Getting Your Z's The Dental Way: Dental Appliances For Sleep Apnea
Most people who have sleep apnea are prescribed a breathing machine to which a long hose is attached. The patients have to wear all manner of bizarre masks at night that are not comfortable, even though they are helpful. If you want something other than a sleep mask you constantly have to readjust every time you roll over at night, try the sleep apnea appliance prescribed by dentists. Read on to learn more:
At the Heart, er, Throat, of Sleep Apnea
The problem with sleep apnea is that as your body relaxes, all muscles relax, including those in your neck and throat. One of the very causes of sleep apnea is the completely relaxed muscles in this area. They relax into the esophagus and cut off your airway. You stop breathing for seconds to minutes at a time until your brain freaks out and wakes your body up to breathe.
Air machines force open your airway. Then they force air down your throat to your lungs so that you do not wake up. You continue to sleep while the machine works to breathe for you, kind of like a ventilator in the hospital. Skip that and try the dental device.
The Dental Appliance
A dental appliance for sleep apnea takes an entirely different approach. Another cause of sleep apnea is your lower jaw sliding backward while you sleep and blocking off your airway. This is similar to what happens when you are found unconscious and not breathing, and someone starts artificial resuscitation on you to get you to breathe again. The first thing that person does is lift your chin. Why? Because lifting your chin opens your airway so that rescue breaths can get through.

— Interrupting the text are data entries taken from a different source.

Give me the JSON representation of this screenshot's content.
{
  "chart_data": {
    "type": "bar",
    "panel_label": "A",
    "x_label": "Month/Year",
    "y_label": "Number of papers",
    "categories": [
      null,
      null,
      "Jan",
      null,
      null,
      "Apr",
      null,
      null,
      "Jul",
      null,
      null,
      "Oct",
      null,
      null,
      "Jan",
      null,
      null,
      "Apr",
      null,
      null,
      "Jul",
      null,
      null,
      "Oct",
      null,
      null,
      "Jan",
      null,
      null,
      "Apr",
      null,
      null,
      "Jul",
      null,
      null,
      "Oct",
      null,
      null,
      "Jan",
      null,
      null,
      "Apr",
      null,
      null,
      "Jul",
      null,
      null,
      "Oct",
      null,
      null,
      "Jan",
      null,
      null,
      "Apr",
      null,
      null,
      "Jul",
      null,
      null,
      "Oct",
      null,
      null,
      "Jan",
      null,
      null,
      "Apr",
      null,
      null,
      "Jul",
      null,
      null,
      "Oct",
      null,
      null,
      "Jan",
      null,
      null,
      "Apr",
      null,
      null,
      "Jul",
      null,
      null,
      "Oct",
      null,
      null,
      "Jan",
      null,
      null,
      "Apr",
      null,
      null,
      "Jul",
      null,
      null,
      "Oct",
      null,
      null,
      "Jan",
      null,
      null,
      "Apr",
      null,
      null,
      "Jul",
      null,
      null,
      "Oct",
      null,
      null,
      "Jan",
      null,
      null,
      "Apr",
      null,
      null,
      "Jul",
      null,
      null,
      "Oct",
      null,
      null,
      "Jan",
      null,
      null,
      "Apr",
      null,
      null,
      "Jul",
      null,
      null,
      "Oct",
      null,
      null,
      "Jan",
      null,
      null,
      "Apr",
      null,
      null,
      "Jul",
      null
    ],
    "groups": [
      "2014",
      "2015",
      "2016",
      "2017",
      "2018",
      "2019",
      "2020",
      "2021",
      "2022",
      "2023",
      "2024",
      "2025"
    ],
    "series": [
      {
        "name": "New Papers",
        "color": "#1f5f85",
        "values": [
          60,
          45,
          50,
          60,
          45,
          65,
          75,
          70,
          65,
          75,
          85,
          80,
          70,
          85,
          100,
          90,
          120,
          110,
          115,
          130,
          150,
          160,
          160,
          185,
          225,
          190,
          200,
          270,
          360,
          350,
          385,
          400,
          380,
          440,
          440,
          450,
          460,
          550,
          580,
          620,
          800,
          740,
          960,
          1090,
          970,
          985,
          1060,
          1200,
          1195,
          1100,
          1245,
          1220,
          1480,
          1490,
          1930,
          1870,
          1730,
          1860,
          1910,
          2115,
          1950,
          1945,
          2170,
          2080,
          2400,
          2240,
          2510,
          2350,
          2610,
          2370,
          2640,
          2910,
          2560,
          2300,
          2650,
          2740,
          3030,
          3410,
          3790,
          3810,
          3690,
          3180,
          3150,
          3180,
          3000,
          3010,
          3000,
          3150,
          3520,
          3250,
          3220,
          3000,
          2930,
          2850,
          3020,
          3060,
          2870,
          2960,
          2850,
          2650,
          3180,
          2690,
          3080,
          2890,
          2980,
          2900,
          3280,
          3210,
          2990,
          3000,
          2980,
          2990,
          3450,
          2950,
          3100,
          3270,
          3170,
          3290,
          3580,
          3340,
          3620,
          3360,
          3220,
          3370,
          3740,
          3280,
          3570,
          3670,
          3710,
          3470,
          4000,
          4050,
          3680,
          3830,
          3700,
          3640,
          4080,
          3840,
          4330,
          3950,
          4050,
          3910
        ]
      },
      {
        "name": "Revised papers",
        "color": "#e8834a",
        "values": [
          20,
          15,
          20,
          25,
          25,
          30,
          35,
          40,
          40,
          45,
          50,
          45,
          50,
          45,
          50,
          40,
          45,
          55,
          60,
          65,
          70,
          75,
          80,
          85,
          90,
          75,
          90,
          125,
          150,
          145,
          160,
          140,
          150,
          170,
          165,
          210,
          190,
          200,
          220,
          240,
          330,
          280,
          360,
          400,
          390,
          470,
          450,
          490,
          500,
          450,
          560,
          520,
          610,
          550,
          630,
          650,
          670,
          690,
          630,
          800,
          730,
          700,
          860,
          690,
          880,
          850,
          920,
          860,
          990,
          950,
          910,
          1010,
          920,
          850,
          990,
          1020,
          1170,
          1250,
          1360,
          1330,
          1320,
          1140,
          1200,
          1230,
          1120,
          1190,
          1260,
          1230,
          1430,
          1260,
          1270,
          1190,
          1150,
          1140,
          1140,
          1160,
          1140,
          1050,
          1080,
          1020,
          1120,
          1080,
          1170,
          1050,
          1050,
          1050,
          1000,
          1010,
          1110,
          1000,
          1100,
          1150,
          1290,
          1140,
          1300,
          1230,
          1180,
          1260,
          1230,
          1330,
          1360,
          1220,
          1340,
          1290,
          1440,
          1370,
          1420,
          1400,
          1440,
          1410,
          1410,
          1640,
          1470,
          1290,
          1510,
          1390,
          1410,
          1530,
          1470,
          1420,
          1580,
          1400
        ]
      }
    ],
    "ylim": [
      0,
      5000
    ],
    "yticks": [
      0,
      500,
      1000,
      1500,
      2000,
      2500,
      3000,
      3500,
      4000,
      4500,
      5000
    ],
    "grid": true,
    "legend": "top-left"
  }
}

The dental appliance applies this very principle. It is similar to a mouth guard, except that it forces your chin forward at night. As long as you wear it all night while you sleep, your airway remains open and you can breathe quite well. It is ideal for patients who cannot use a sleep apnea machine for any number of reasons.
The only drawback is that patients with bruxism may not be able to use the dental device for sleep apnea. Patients who grind their teeth while they sleep would be at risk of breaking their front teeth because the device pulls the lower jaw ahead of the upper jaw. Grinding would force the upper teeth against the backs of the lower teeth and the device, and possibly crack or damage the teeth.